Jean-Pierre AZÉMA Michel WINOCK
L es C ommunards
Octets • THIERRY MARCHAISSE


LE TAUREAU PAR LES CORNES


A U MOIS DE MARS 1871, LA FRANCE ÉTAIT EN QUÊTE d’un régime politique. Le 4 septembre 1870, en pleine guerre, la République avait été proclamée, devant une foule enthousiaste, du balcon de l’Hôtel de Ville  ; mais, passé le siège de Paris et passé l’armistice, l’Assemblée nationale, élue en février 1871, remettait en question, par sa majorité de députés monarchistes, un régime républicain qui n’avait d’autre fondement que les suffrages de la rue parisienne.
La France venait de perdre la guerre, et une confusion extrême s’était établie depuis la déshonorante capitulation du mois de janvier. À trois jours du printemps, la confusion tourna en insurrection. Sur une initiative du gouvernement Thiers, décidé à la mater, la ville de Paris en quelques heures passa de la résistance à la dissidence.

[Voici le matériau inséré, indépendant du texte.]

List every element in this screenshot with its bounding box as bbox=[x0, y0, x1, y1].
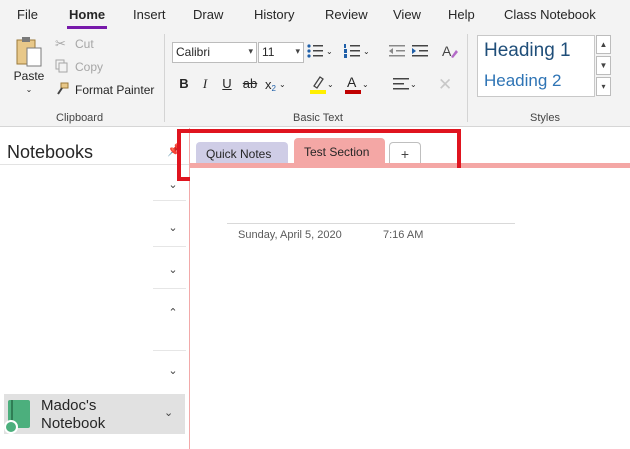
chevron-up-icon[interactable]: ⌃ bbox=[163, 306, 183, 319]
strikethrough-button[interactable]: ab bbox=[241, 76, 259, 91]
page-time: 7:16 AM bbox=[383, 229, 424, 241]
chevron-down-icon: ▾ bbox=[295, 46, 300, 56]
copy-icon bbox=[55, 59, 71, 75]
notebook-name-line1: Madoc's bbox=[41, 397, 97, 414]
chevron-down-icon[interactable]: ⌄ bbox=[164, 406, 173, 419]
active-tab-indicator bbox=[67, 26, 107, 29]
numbering-icon bbox=[344, 44, 360, 58]
style-heading-1[interactable]: Heading 1 bbox=[484, 40, 571, 62]
paste-icon bbox=[16, 37, 42, 67]
notebook-pane: Notebooks 📌 ⌄ ⌄ ⌄ ⌃ ⌄ Madoc's Notebook ⌄ bbox=[0, 128, 189, 449]
scroll-up-icon[interactable]: ▲ bbox=[596, 35, 611, 54]
clear-formatting-icon: A bbox=[442, 43, 458, 59]
font-color-button[interactable]: A ⌄ bbox=[344, 74, 369, 94]
paste-label: Paste bbox=[13, 69, 45, 83]
sync-icon bbox=[4, 420, 18, 434]
chevron-down-icon: ⌄ bbox=[362, 79, 369, 89]
page-title-line[interactable] bbox=[227, 223, 515, 224]
scroll-down-icon[interactable]: ▼ bbox=[596, 56, 611, 75]
style-heading-2[interactable]: Heading 2 bbox=[484, 71, 562, 91]
format-painter-button[interactable]: Format Painter bbox=[55, 82, 154, 98]
svg-text:A: A bbox=[347, 74, 357, 90]
divider bbox=[153, 246, 186, 247]
close-icon: ✕ bbox=[438, 75, 453, 94]
divider bbox=[153, 350, 186, 351]
menu-file[interactable]: File bbox=[17, 7, 38, 22]
chevron-down-icon: ⌄ bbox=[278, 80, 286, 89]
copy-button[interactable]: Copy bbox=[55, 59, 103, 75]
styles-group-label: Styles bbox=[530, 112, 560, 124]
paste-dropdown-icon[interactable]: ⌄ bbox=[26, 85, 33, 94]
menu-class-notebook[interactable]: Class Notebook bbox=[504, 7, 596, 22]
notebook-name: Madoc's Notebook bbox=[41, 397, 141, 433]
chevron-down-icon: ⌄ bbox=[410, 79, 417, 89]
highlight-button[interactable]: ⌄ bbox=[309, 74, 334, 94]
clear-formatting-button[interactable]: A bbox=[441, 42, 459, 60]
cut-button[interactable]: ✂ Cut bbox=[55, 36, 94, 52]
paintbrush-icon bbox=[55, 82, 71, 98]
subscript-icon: 2 bbox=[271, 84, 276, 93]
highlighter-icon bbox=[310, 76, 326, 94]
font-name-value: Calibri bbox=[176, 45, 211, 59]
menu-bar: File Home Insert Draw History Review Vie… bbox=[0, 0, 630, 30]
paste-button[interactable]: Paste ⌄ bbox=[12, 36, 46, 94]
align-left-icon bbox=[393, 78, 409, 90]
group-separator bbox=[164, 34, 165, 122]
styles-scroll: ▲ ▼ ▾ bbox=[596, 35, 611, 97]
underline-button[interactable]: U bbox=[219, 76, 235, 91]
italic-button[interactable]: I bbox=[197, 76, 213, 92]
chevron-down-icon: ⌄ bbox=[363, 46, 370, 56]
notebook-item-madocs[interactable]: Madoc's Notebook ⌄ bbox=[4, 394, 185, 434]
divider bbox=[0, 164, 189, 165]
font-size-value: 11 bbox=[262, 45, 275, 59]
chevron-down-icon: ⌄ bbox=[327, 79, 334, 89]
chevron-down-icon: ⌄ bbox=[326, 46, 333, 56]
menu-insert[interactable]: Insert bbox=[133, 7, 166, 22]
bullets-button[interactable]: ⌄ bbox=[306, 43, 333, 59]
page-canvas[interactable]: Sunday, April 5, 2020 7:16 AM bbox=[190, 168, 630, 449]
group-separator bbox=[467, 34, 468, 122]
numbering-button[interactable]: ⌄ bbox=[343, 43, 370, 59]
format-painter-label: Format Painter bbox=[75, 83, 155, 97]
notebook-name-line2: Notebook bbox=[41, 415, 106, 432]
bullets-icon bbox=[307, 44, 323, 58]
delete-button[interactable]: ✕ bbox=[438, 75, 452, 95]
paragraph-alignment-button[interactable]: ⌄ bbox=[392, 76, 417, 92]
font-name-select[interactable]: Calibri ▾ bbox=[172, 42, 257, 63]
chevron-down-icon[interactable]: ⌄ bbox=[163, 364, 183, 377]
menu-view[interactable]: View bbox=[393, 7, 421, 22]
menu-history[interactable]: History bbox=[254, 7, 294, 22]
divider bbox=[153, 200, 186, 201]
clipboard-group-label: Clipboard bbox=[56, 112, 104, 124]
more-styles-icon[interactable]: ▾ bbox=[596, 77, 611, 96]
increase-indent-icon bbox=[412, 45, 428, 57]
chevron-down-icon: ▾ bbox=[248, 46, 253, 56]
menu-draw[interactable]: Draw bbox=[193, 7, 223, 22]
divider bbox=[153, 288, 186, 289]
decrease-indent-icon bbox=[389, 45, 405, 57]
increase-indent-button[interactable] bbox=[411, 43, 429, 59]
menu-help[interactable]: Help bbox=[448, 7, 475, 22]
font-size-select[interactable]: 11 ▾ bbox=[258, 42, 304, 63]
cut-label: Cut bbox=[75, 37, 94, 51]
menu-home[interactable]: Home bbox=[69, 7, 105, 22]
menu-review[interactable]: Review bbox=[325, 7, 368, 22]
page-date: Sunday, April 5, 2020 bbox=[238, 229, 342, 241]
svg-text:A: A bbox=[442, 43, 452, 59]
styles-gallery[interactable]: Heading 1 Heading 2 bbox=[477, 35, 595, 97]
subscript-button[interactable]: x 2 ⌄ bbox=[265, 76, 286, 93]
chevron-down-icon[interactable]: ⌄ bbox=[163, 263, 183, 276]
chevron-down-icon[interactable]: ⌄ bbox=[163, 221, 183, 234]
ribbon: Paste ⌄ ✂ Cut Copy Format Painter Clipbo… bbox=[0, 30, 630, 127]
decrease-indent-button[interactable] bbox=[388, 43, 406, 59]
basic-text-group-label: Basic Text bbox=[293, 112, 343, 124]
scissors-icon: ✂ bbox=[55, 36, 66, 51]
font-color-icon: A bbox=[345, 74, 361, 94]
copy-label: Copy bbox=[75, 60, 104, 74]
bold-button[interactable]: B bbox=[176, 76, 192, 91]
notebooks-title: Notebooks bbox=[7, 142, 94, 162]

Le matin du 18 mars 1871, Montmartre ne prit pas le temps de s’étirer dans son lit. Les femmes, tôt levées, découvrirent les premières la troupe qui était en train de faire main basse sur les canons du peuple. Monsieur Thiers était venu saisir les canons de la garde nationale, pour l’achat desquels, pendant le Siège, le peuple de Paris s’était cotisé.
Lorsque, le 26 février, le bruit courut que les Prussiens allaient entrer dans Paris, on les avait entreposés en lieux sûrs : place des Vosges, aux Buttes-Chaumont, à Belleville, et le plus grand nombre au sommet de la butte Montmartre. Et ces canons que l’ennemi n’avait pas su prendre, voici que Thiers s’avisait de les confisquer à la ville meurtrie.
La nouvelle brûle le pavé, tout le quartier est vite au fait des événements de la nuit : les soldats, avant l’aube, se sont emparés des pièces d’artillerie ; il n’y a pas eu de combat ; seul, un garde national de faction a été tué. En ce moment, la troupe achève sa besogne, attelle des canons à des chevaux qui arrivent, pour les traîner hors de Paris. La foule grossit. Dans les quartiers où sont entreposés les autres canons, on s’attroupe aussi, on s’étonne, on s’émeut, on menace.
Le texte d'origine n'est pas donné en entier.